As more and more images arrived with similar characteristics, Gavin decided
to look for a more official-sounding name and choose ‘asperatus’ which is
the Latin for ‘roughed up’. Asperatus was used by Classical poets to describe
the sea when it has been agitated by strong winds. Gavin is proposing that
asperatus should be adopted as a new ‘variety’ of cloud.
There are 10 basic cloud forms, or genera, that describe where in the sky
they form and their approximate appearance, including stratus, cumulus and
cirrus clouds. The genres are subdivided into cloud species, which describe
shape and internal structure, and cloud variety, which describes the transparency
and arrangement of clouds.
Below: Gavin Pretor-Pinney at the Royal Meteorological
In December 2008, Gavin visited the Royal Meteorological Society headquarters in Reading to review some images and to discuss the proposal for a new cloud variety. The Society had arranged for a panel of meteorologists and cloud experts to view the images in the Society’s meeting room, where a large portrait of Luke Howard hangs on the wall. Luke Howard was the man who in his 1802 paper to the Askesian Society invented the basis of the cloud classification system that meteorologists use today. The Society had also retrieved some of Luke Howard's original cloud sketches which are on loan to Science Museum.

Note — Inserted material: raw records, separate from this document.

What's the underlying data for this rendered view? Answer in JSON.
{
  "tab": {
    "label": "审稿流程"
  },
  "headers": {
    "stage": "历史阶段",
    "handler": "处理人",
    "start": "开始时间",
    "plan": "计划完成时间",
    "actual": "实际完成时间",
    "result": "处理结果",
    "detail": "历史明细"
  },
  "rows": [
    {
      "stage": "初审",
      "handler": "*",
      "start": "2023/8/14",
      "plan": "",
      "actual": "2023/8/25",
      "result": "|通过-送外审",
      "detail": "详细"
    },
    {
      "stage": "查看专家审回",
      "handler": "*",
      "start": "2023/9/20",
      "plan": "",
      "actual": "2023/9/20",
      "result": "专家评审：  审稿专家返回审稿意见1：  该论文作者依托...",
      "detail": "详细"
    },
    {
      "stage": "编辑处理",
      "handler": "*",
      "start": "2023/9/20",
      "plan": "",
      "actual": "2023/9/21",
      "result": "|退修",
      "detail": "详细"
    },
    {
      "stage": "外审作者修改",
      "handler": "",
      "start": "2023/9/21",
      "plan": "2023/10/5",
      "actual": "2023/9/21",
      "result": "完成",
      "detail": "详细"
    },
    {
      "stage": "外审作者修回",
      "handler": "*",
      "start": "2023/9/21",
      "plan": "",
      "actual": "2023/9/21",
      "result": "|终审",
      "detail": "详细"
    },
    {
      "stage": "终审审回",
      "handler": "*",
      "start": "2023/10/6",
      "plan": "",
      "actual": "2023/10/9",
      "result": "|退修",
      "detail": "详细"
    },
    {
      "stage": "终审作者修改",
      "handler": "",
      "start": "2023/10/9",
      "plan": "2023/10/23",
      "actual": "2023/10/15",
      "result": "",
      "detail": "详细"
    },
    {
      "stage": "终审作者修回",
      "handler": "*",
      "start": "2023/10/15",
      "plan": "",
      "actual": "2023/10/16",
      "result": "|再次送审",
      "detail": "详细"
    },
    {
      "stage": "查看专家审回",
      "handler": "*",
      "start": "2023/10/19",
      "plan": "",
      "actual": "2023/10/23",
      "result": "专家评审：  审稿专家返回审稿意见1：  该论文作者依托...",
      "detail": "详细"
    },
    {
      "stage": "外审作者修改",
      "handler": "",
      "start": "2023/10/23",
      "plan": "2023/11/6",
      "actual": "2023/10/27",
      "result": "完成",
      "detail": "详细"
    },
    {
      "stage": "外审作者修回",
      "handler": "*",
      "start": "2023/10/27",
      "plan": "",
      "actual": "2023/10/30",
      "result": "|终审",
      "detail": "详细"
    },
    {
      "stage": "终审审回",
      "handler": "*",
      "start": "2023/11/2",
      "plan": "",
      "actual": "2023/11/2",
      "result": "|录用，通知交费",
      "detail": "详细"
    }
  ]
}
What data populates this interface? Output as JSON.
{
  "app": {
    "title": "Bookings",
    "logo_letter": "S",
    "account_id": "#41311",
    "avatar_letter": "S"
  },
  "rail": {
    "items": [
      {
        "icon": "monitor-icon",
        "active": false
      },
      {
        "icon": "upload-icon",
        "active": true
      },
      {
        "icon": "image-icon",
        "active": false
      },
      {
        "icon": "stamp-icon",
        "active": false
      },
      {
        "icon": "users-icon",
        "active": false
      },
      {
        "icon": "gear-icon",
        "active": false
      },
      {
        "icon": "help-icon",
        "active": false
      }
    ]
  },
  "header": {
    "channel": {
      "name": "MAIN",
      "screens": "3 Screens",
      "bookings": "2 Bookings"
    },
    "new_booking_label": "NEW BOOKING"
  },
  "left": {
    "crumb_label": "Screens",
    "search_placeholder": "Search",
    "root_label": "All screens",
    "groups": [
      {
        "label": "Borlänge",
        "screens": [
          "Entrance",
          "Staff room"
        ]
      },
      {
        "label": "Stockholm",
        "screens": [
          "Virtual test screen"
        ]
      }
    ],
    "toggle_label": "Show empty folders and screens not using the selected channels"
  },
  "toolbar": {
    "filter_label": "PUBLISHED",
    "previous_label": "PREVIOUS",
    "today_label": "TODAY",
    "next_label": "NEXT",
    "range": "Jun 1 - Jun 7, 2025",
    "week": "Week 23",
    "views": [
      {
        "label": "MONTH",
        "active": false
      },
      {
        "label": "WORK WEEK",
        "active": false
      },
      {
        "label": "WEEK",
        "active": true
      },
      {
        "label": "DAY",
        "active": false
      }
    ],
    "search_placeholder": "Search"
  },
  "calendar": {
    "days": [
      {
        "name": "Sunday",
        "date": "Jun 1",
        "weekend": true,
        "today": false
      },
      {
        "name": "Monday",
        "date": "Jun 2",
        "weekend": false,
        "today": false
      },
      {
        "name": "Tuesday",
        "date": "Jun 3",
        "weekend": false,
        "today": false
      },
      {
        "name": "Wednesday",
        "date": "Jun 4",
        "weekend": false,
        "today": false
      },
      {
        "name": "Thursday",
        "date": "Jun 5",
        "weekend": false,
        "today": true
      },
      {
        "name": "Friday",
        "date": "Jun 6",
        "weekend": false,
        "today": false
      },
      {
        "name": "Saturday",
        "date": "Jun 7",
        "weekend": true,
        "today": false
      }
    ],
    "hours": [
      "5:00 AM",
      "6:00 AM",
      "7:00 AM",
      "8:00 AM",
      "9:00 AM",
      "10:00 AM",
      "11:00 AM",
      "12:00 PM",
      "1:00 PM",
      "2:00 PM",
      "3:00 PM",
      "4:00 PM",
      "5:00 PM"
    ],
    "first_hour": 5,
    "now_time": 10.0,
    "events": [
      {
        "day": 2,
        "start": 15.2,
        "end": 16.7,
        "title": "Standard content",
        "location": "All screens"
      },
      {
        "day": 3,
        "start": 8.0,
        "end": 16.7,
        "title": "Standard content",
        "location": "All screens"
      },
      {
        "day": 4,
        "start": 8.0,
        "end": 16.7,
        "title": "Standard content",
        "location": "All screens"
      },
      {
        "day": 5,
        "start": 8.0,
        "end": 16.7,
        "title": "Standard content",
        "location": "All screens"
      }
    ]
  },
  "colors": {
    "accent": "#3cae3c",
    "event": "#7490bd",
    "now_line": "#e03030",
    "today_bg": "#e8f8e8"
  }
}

Gavin presented to a panel comprising Liz Bentley (Head of Communications), Paul Hardaker (Chief Executive), Simon Keeling (weather consultant) and George Anderson (Photo Editor for Weather). He had also brought with him a television production company, calledSkyworks, to film the meeting. This footage would be used in a BBC4 documentary called Cloudspotting, a 90 minute programme bringing to life Gavin's international bestseller, The Cloudspotter's Guide, which draws on science, meteorology and mythology for a magical journey through the world of clouds. The documentary also followed Gavin’s quest to have ‘asperatus’ recognised as a new cloud variety.
Gavin noted that the last time a new cloud term was added to the internationally agreed system that identifies where in the atmosphere they form, the amount of moisture they hold, their shape and appearance, was in 1953. The system, which is governed by the World Meteorological Organization (WMO), uses three layers of classification to assist meteorologists in predicting oncoming weather conditions from the cloud cover in the sky.
The Society has agreed to gather detailed weather data on the day and in the location where the asperatus clouds have been seen. Analysis of the meteorological situation will uncover exactly what is causing them. It is likely that the undulating and lumpy underside is caused by warm and cold air meeting at the boundary between the lower and middle atmosphere. It shares some similarities with existing formations such as the more regular waves of undulatus clouds and the hanging pouches of mamma clouds.
If there is evidence to support a new cloud variety then the Society will assist Gavin in applying to the WMO in Geneva to have the new cloud type considered for addition into the International Cloud Atlas.
Whether ‘asperatus’ is recognised as a new cloud variety or not, these spectacular cloud images have sparked the imagination of many and encouraged us all to look to the skies.